Sequence To Sequence Models

25 Sep 2022

Sequence to Sequence Learning with Neural Networks

Ilya Sutskever, Oriol Vinyals, Quoc V. Le Neural Information Processing Systems (NIPS 2014)

Summary:

By the time when the paper was published, the DNN limits its application with fixed-length encoding vectors tasks, however, this work proposed an approach to handle sequence to sequence tasks whose lengths are not known a-priori. The method achieves such result by using two different multi-layer LSTMs as encoder and decoder. The encoder LSTM part will take the source language sentence as input and tries to learn a single hidden state to semantically best represent the meaning of the input sentence. The decoder network will take the last hidden state of the encoder and the previous timestep output as the input to predict the translation sentence in the target language. Notice that, the paper also firstly reported an important performance improvement trick as reverse the input words of the input sentence. This is reasonable since it could help the LSTM easier predict the first several words correctly which is crucial for beam search algorithm.

Strength:

The paper claims three important improvements for overperforming the previous methods.
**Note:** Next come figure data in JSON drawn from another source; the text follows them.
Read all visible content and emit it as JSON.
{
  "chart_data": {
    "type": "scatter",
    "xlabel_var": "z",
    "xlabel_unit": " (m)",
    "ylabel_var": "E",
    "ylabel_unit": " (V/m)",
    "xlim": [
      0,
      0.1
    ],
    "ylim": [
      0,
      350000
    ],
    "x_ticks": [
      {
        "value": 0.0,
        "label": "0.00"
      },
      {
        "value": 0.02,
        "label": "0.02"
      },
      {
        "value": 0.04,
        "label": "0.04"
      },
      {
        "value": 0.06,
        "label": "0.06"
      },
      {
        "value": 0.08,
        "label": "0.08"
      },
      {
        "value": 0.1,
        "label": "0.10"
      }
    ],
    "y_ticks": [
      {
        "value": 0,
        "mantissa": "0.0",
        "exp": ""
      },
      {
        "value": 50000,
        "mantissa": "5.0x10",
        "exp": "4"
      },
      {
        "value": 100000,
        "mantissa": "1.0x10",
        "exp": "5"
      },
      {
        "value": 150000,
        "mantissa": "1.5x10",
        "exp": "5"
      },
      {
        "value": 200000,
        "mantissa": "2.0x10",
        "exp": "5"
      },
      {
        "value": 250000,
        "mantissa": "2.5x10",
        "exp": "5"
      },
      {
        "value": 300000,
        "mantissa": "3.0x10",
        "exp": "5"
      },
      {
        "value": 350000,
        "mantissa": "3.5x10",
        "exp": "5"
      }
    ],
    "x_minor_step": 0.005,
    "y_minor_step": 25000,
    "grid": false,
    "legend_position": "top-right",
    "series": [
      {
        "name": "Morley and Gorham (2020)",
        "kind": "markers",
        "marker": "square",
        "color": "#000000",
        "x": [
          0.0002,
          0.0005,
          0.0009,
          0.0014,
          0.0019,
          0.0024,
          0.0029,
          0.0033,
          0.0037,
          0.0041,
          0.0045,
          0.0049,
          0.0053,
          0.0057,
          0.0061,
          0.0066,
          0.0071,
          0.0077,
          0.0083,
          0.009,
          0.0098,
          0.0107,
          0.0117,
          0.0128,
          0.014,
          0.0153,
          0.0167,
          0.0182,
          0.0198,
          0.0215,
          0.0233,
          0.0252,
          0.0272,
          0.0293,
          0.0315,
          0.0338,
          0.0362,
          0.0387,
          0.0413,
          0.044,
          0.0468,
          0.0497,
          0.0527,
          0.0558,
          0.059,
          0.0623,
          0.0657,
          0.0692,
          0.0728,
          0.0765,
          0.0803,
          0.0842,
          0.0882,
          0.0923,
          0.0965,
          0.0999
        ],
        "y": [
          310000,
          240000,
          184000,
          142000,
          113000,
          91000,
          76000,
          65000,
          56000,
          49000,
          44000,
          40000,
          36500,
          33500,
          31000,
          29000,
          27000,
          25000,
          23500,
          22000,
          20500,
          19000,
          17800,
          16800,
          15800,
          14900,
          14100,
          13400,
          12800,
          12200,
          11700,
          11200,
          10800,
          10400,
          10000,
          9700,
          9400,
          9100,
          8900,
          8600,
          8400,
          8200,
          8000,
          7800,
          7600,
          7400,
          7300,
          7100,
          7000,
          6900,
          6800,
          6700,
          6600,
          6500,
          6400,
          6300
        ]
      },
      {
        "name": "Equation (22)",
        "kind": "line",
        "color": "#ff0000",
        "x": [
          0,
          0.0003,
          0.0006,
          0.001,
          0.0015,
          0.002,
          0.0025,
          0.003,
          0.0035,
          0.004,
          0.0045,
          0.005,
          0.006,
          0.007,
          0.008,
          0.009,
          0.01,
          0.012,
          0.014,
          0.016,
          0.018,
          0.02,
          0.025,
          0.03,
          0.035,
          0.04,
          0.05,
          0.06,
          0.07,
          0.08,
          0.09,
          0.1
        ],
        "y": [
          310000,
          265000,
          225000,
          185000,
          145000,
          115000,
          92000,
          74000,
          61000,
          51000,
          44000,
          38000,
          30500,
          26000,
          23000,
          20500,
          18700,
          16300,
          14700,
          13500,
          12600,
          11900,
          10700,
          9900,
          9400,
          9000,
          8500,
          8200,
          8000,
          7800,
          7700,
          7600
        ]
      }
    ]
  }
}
First is using separated LSTMs for encoder and decoder rather than a straight end to end design. This indirect idea makes it possible to train multiple language pairs simultaneously since the tasks for encoder is decoupling from the decoder part.

Second it stacks multiple LSTM layers rather than one by having multiple hidden states for a single timestep. The increase of the parameter numbers help the NN to have better fitting power.
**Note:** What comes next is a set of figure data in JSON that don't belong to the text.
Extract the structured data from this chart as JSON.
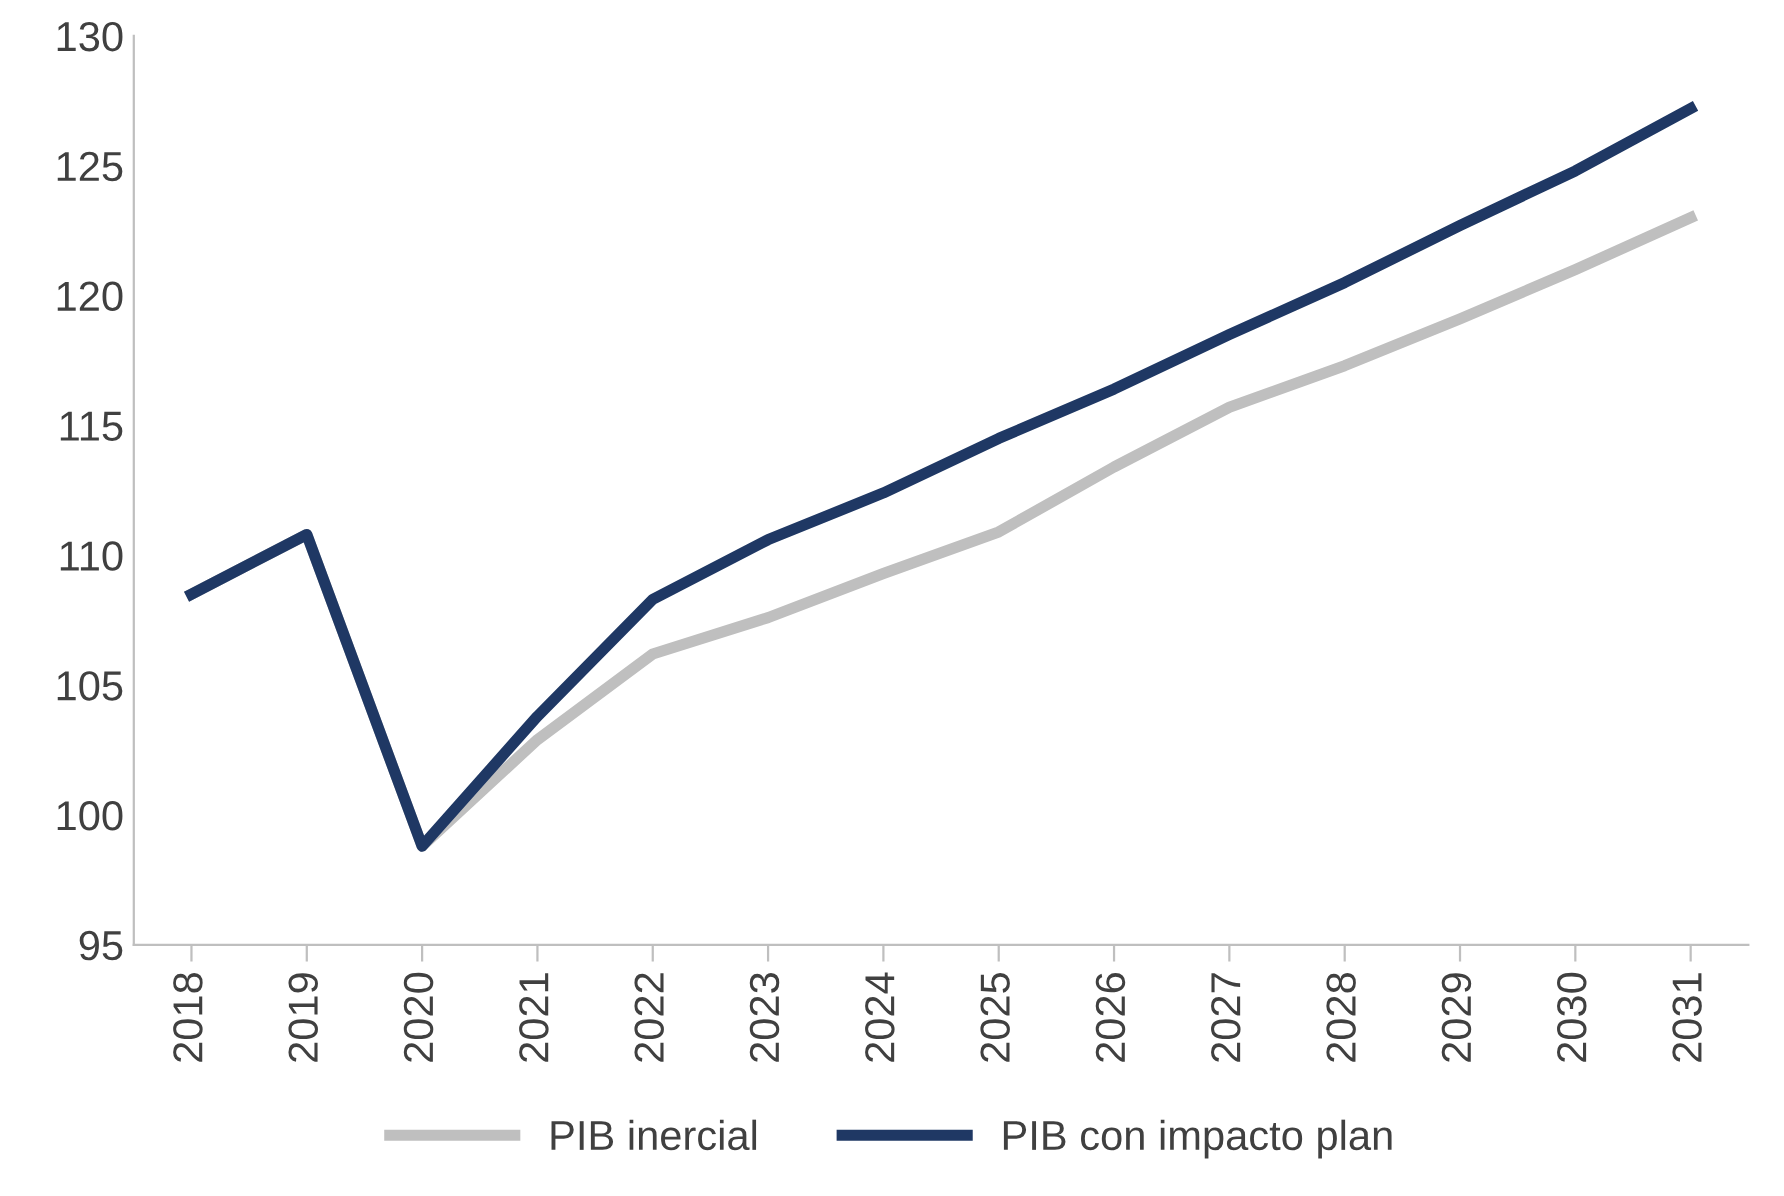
{
  "chart_data": {
    "type": "line",
    "categories": [
      "2018",
      "2019",
      "2020",
      "2021",
      "2022",
      "2023",
      "2024",
      "2025",
      "2026",
      "2027",
      "2028",
      "2029",
      "2030",
      "2031"
    ],
    "series": [
      {
        "name": "PIB inercial",
        "color": "#bfbfbf",
        "values": [
          108.5,
          110.8,
          98.8,
          102.9,
          106.2,
          107.6,
          109.3,
          110.9,
          113.4,
          115.7,
          117.3,
          119.1,
          121.0,
          123.0
        ]
      },
      {
        "name": "PIB con impacto plan",
        "color": "#1f3864",
        "values": [
          108.5,
          110.8,
          98.8,
          103.8,
          108.3,
          110.6,
          112.4,
          114.5,
          116.4,
          118.5,
          120.5,
          122.7,
          124.8,
          127.2
        ]
      }
    ],
    "ylim": [
      95,
      130
    ],
    "yticks": [
      95,
      100,
      105,
      110,
      115,
      120,
      125,
      130
    ],
    "grid": false,
    "legend": "bottom",
    "marker": "none",
    "line_style": "solid"
  }
}
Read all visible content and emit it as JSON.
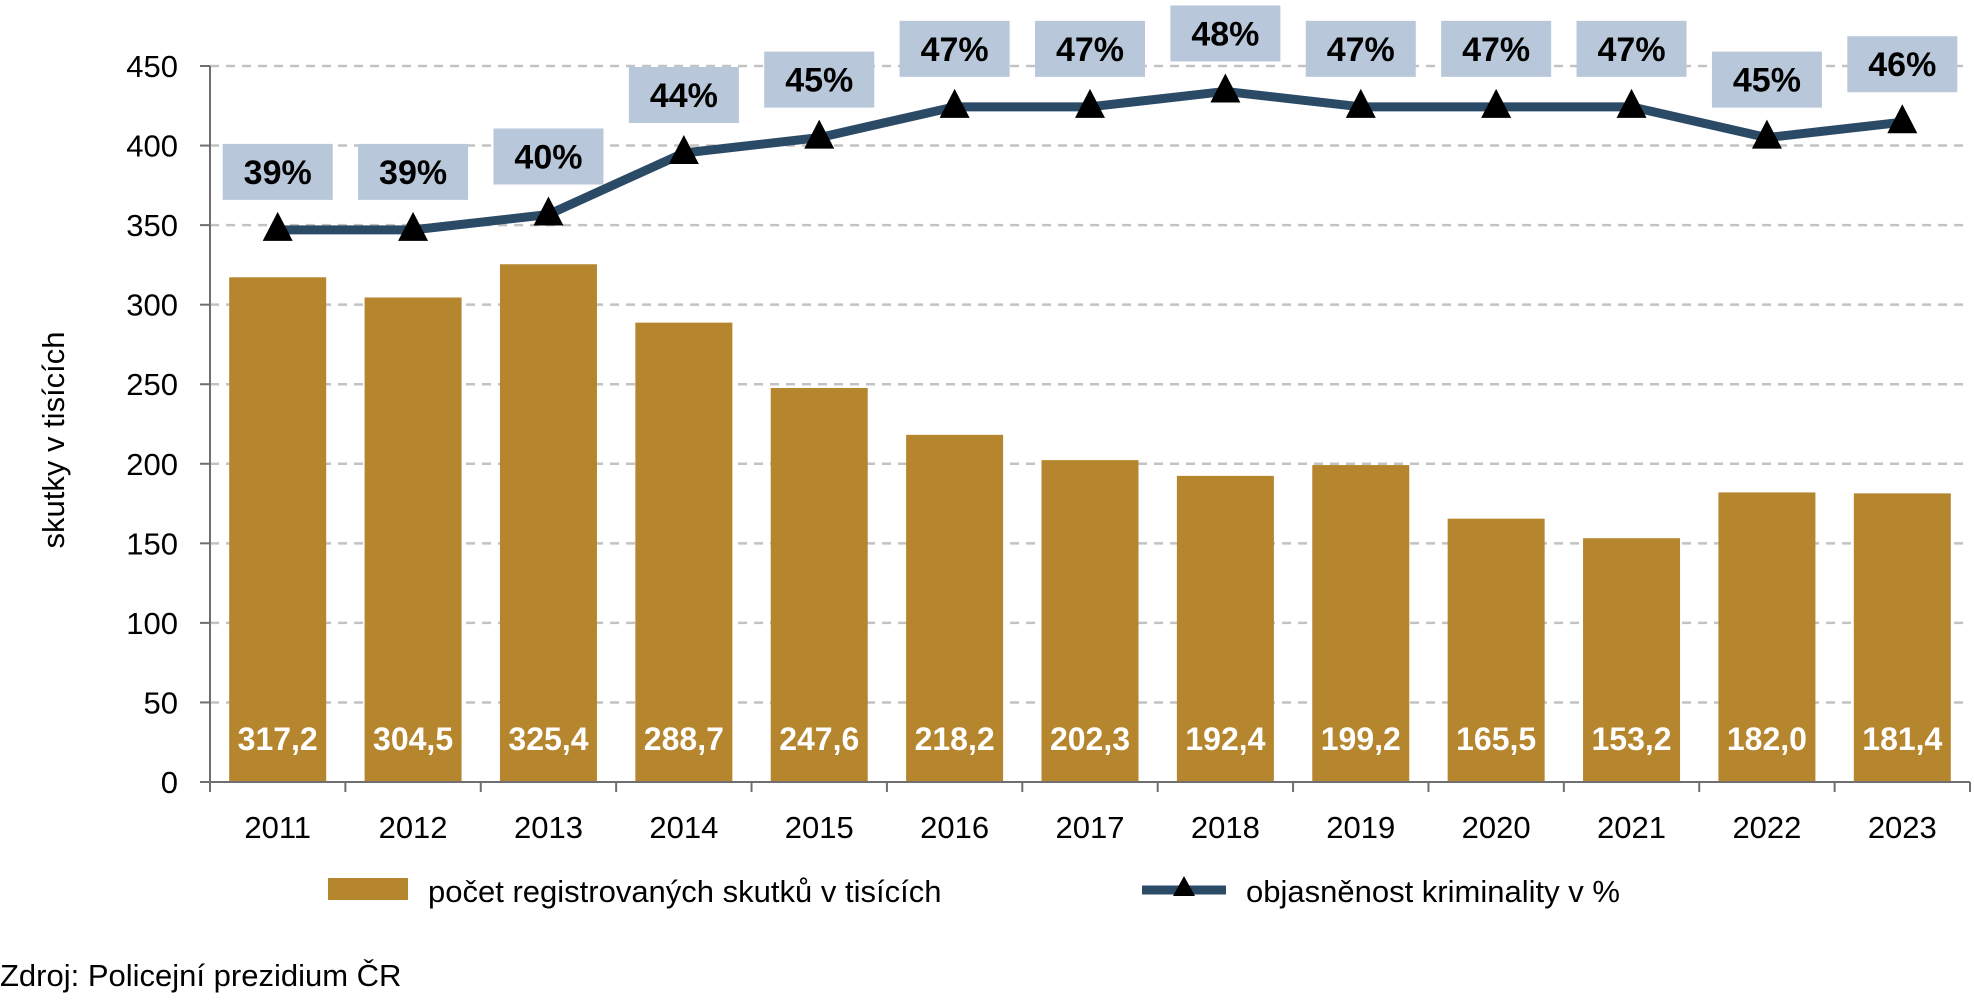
{
  "chart_data": {
    "type": "bar",
    "categories": [
      "2011",
      "2012",
      "2013",
      "2014",
      "2015",
      "2016",
      "2017",
      "2018",
      "2019",
      "2020",
      "2021",
      "2022",
      "2023"
    ],
    "series": [
      {
        "name": "počet registrovaných skutků v tisících",
        "type": "bar",
        "color": "#b5862e",
        "values": [
          317.2,
          304.5,
          325.4,
          288.7,
          247.6,
          218.2,
          202.3,
          192.4,
          199.2,
          165.5,
          153.2,
          182.0,
          181.4
        ],
        "labels": [
          "317,2",
          "304,5",
          "325,4",
          "288,7",
          "247,6",
          "218,2",
          "202,3",
          "192,4",
          "199,2",
          "165,5",
          "153,2",
          "182,0",
          "181,4"
        ]
      },
      {
        "name": "objasněnost kriminality v %",
        "type": "line",
        "color": "#2b4a66",
        "marker": "triangle",
        "values": [
          39,
          39,
          40,
          44,
          45,
          47,
          47,
          48,
          47,
          47,
          47,
          45,
          46
        ],
        "labels": [
          "39%",
          "39%",
          "40%",
          "44%",
          "45%",
          "47%",
          "47%",
          "48%",
          "47%",
          "47%",
          "47%",
          "45%",
          "46%"
        ]
      }
    ],
    "ylabel": "skutky v tisících",
    "ylim": [
      0,
      450
    ],
    "yticks": [
      "0",
      "50",
      "100",
      "150",
      "200",
      "250",
      "300",
      "350",
      "400",
      "450"
    ],
    "grid": true,
    "legend_position": "bottom",
    "label_box_color": "#b8c7d9"
  },
  "source": "Zdroj: Policejní prezidium ČR"
}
Third, it found out reversing of the input word sequence but keep the output sentence words order could lessen the LSTM burden to hold the long term meaning by minimizing the timestep between the front words of the source sentence and the front words of the target sentence. In the beam search setting, the correctness of the first several words is more important. This also becomes a good support for predicting the long sentences since LSTM usually suffers from limited memory issue.

Critiques:

The reverse of the source sentence does help the LSTM to predict correct the first several words but also put more difficulty for the model to predict the latter words correctly since the ‘time leg’ becomes longer than the normal-order approach. Even though this is good for beam search algorithm but this might not always hold for more advanced sequence generation algorithms and it is counterintuitive to our human learning paradigm, which is supposed to be relatively optimal.

The usage of the last hidden state is not optimal since the intermediate hidden states do contain more word-related information than the last one which is useful for predicting the corresponding translation words in target language later. This actually fosters the later development of attention mechanism.

The paper doesn’t touch much on the hyperparameter selection even though it has good scalability for adding more LSTM layers by adding more GPUs for parallelization. There is no guarantee the number 4 is the optimal selection for the LSTM layer number. In some ways, the model could figure itself how many layers is appropriate for a specific task by adding residual connection.